A judge who believes in delivering justice to all, irrespective of caste, creed and colour, has to be unprejudiced, impartial and free from any pressure from any side—-that’s the demand of justice. There is a difference between an accused and a convict, and an accused is not a convict unless a charge against him is lawfully proved true on basis of some believable concrete evidence.

Then comes the stage to decide how to punish and to what extent. Who does not want to live as lawful citizen to serve homeland even after ‘confession’ under torture, conviction and punishment. There’s always room in judicial system, whether Indian or Pakistani, for grant of mercy.

What flabbergasts the octogenarians and the youths on either side of the Line of Control is the apparently unjust act of execution of Afzal Guru within a week of rejection of his mercy petition by the president of India. That amounts to denying Afzal Guru his legal right of judicial review which had been granted even to the assassins of Prime Minister Indra Gandhi, there are precedents in the U.K. and America , they argue.

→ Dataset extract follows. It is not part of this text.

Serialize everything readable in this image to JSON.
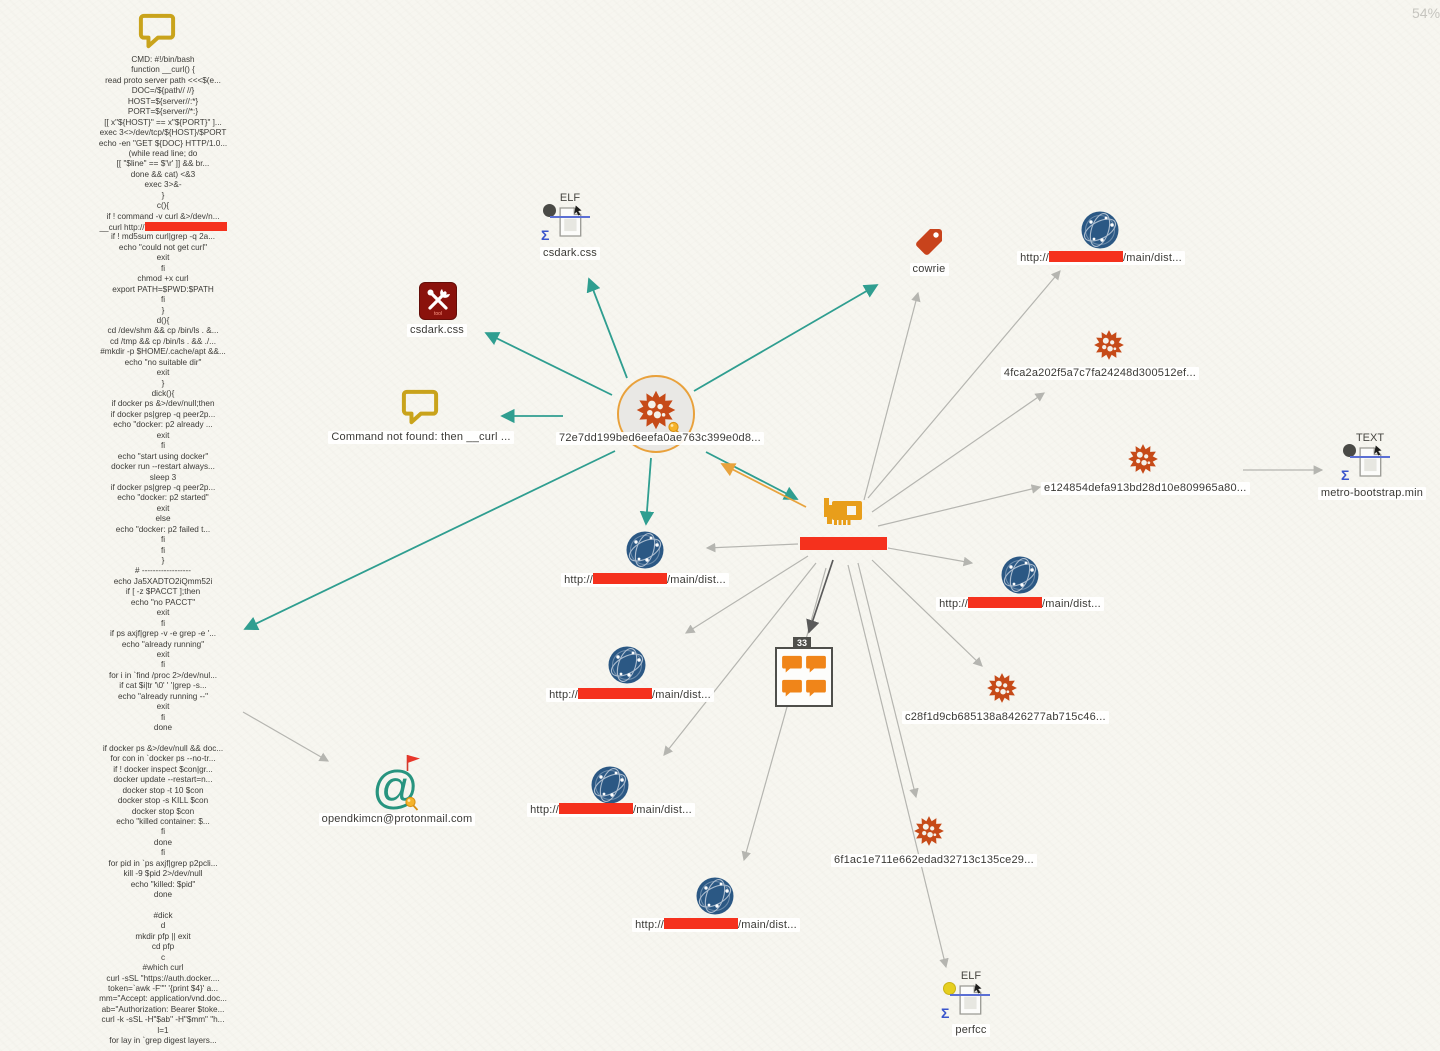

Worth-noting is the fact that the Delhi High Court sentenced Guru to death in 2002 at a time when communal feelings were at peak in the country. When the case came up before the Supreme Court it admitted “the evidence against Guru was circumstantial and there could be no direct evidence amounting to criminal conspiracy”. But it also stated: “the incident that resulted in heavy casualties and has shaken the entire nation, and the collective conscience of the society will only be satisfied if capital punishment is awarded to the offender.”

Amazingly, as reported by media, the only evidence against Guru was a telephone set with a SIM card and a laptop which had no data except names of the alleged attackers.

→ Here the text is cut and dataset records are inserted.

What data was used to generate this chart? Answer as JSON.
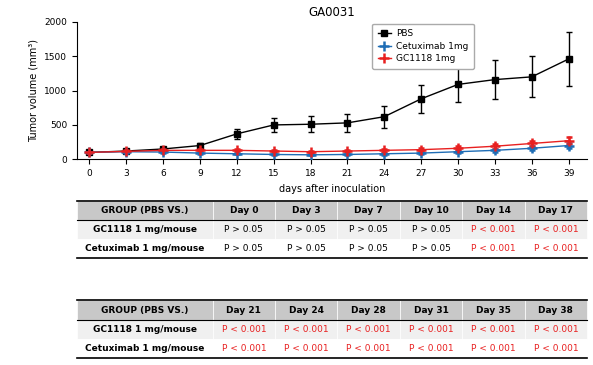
{
  "title": "GA0031",
  "xlabel": "days after inoculation",
  "ylabel": "Tumor volume (mm³)",
  "x_ticks": [
    0,
    3,
    6,
    9,
    12,
    15,
    18,
    21,
    24,
    27,
    30,
    33,
    36,
    39
  ],
  "ylim": [
    0,
    2000
  ],
  "yticks": [
    0,
    500,
    1000,
    1500,
    2000
  ],
  "pbs": {
    "x": [
      0,
      3,
      6,
      9,
      12,
      15,
      18,
      21,
      24,
      27,
      30,
      33,
      36,
      39
    ],
    "y": [
      100,
      120,
      150,
      200,
      370,
      500,
      510,
      530,
      620,
      880,
      1090,
      1160,
      1200,
      1460
    ],
    "err": [
      10,
      15,
      25,
      40,
      70,
      100,
      120,
      130,
      160,
      200,
      260,
      280,
      300,
      400
    ],
    "color": "#000000",
    "label": "PBS",
    "marker": "s"
  },
  "cetuximab": {
    "x": [
      0,
      3,
      6,
      9,
      12,
      15,
      18,
      21,
      24,
      27,
      30,
      33,
      36,
      39
    ],
    "y": [
      100,
      110,
      105,
      90,
      80,
      70,
      65,
      70,
      80,
      90,
      110,
      130,
      160,
      200
    ],
    "err": [
      10,
      15,
      10,
      10,
      10,
      10,
      10,
      10,
      15,
      20,
      20,
      25,
      30,
      35
    ],
    "color": "#1f6db5",
    "label": "Cetuximab 1mg",
    "marker": "P"
  },
  "gc1118": {
    "x": [
      0,
      3,
      6,
      9,
      12,
      15,
      18,
      21,
      24,
      27,
      30,
      33,
      36,
      39
    ],
    "y": [
      100,
      115,
      130,
      130,
      130,
      120,
      110,
      120,
      130,
      140,
      160,
      190,
      230,
      270
    ],
    "err": [
      10,
      15,
      15,
      15,
      15,
      15,
      15,
      20,
      20,
      25,
      30,
      35,
      40,
      50
    ],
    "color": "#e82020",
    "label": "GC1118 1mg",
    "marker": "P"
  },
  "table1_header": [
    "GROUP (PBS VS.)",
    "Day 0",
    "Day 3",
    "Day 7",
    "Day 10",
    "Day 14",
    "Day 17"
  ],
  "table1_rows": [
    [
      "GC1118 1 mg/mouse",
      "P > 0.05",
      "P > 0.05",
      "P > 0.05",
      "P > 0.05",
      "P < 0.001",
      "P < 0.001"
    ],
    [
      "Cetuximab 1 mg/mouse",
      "P > 0.05",
      "P > 0.05",
      "P > 0.05",
      "P > 0.05",
      "P < 0.001",
      "P < 0.001"
    ]
  ],
  "table2_header": [
    "GROUP (PBS VS.)",
    "Day 21",
    "Day 24",
    "Day 28",
    "Day 31",
    "Day 35",
    "Day 38"
  ],
  "table2_rows": [
    [
      "GC1118 1 mg/mouse",
      "P < 0.001",
      "P < 0.001",
      "P < 0.001",
      "P < 0.001",
      "P < 0.001",
      "P < 0.001"
    ],
    [
      "Cetuximab 1 mg/mouse",
      "P < 0.001",
      "P < 0.001",
      "P < 0.001",
      "P < 0.001",
      "P < 0.001",
      "P < 0.001"
    ]
  ],
  "sig_color": "#e82020",
  "nonsig_color": "#000000",
  "header_bg": "#c8c8c8",
  "row_bg_even": "#f0f0f0",
  "row_bg_odd": "#ffffff"
}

More painful to human rights activists and democratic people across the global village was the fact that the Indian administration did not inform Guru’s family about the date of his execution as required under the law. The family got the information by post two days after he had been hanged to death. Kashmiris call it an unpleasant precedent when they recall the families of Mrs. Indra Gandhi’s assassins were allowed to visit them before their execution.

The decision to bury Guru inside Tihar Jail in the maximum security prison complex reminds people even today the Maqbool Butt who was hanged and buried there mysteriously to prevent the grave from becoming a rallying point for all freedom lovers. Guru’s family and his counsel say they were kept in the dark and denied access to his body. A student of Butt once commented: “my tutor’s soul shall hound his killers.”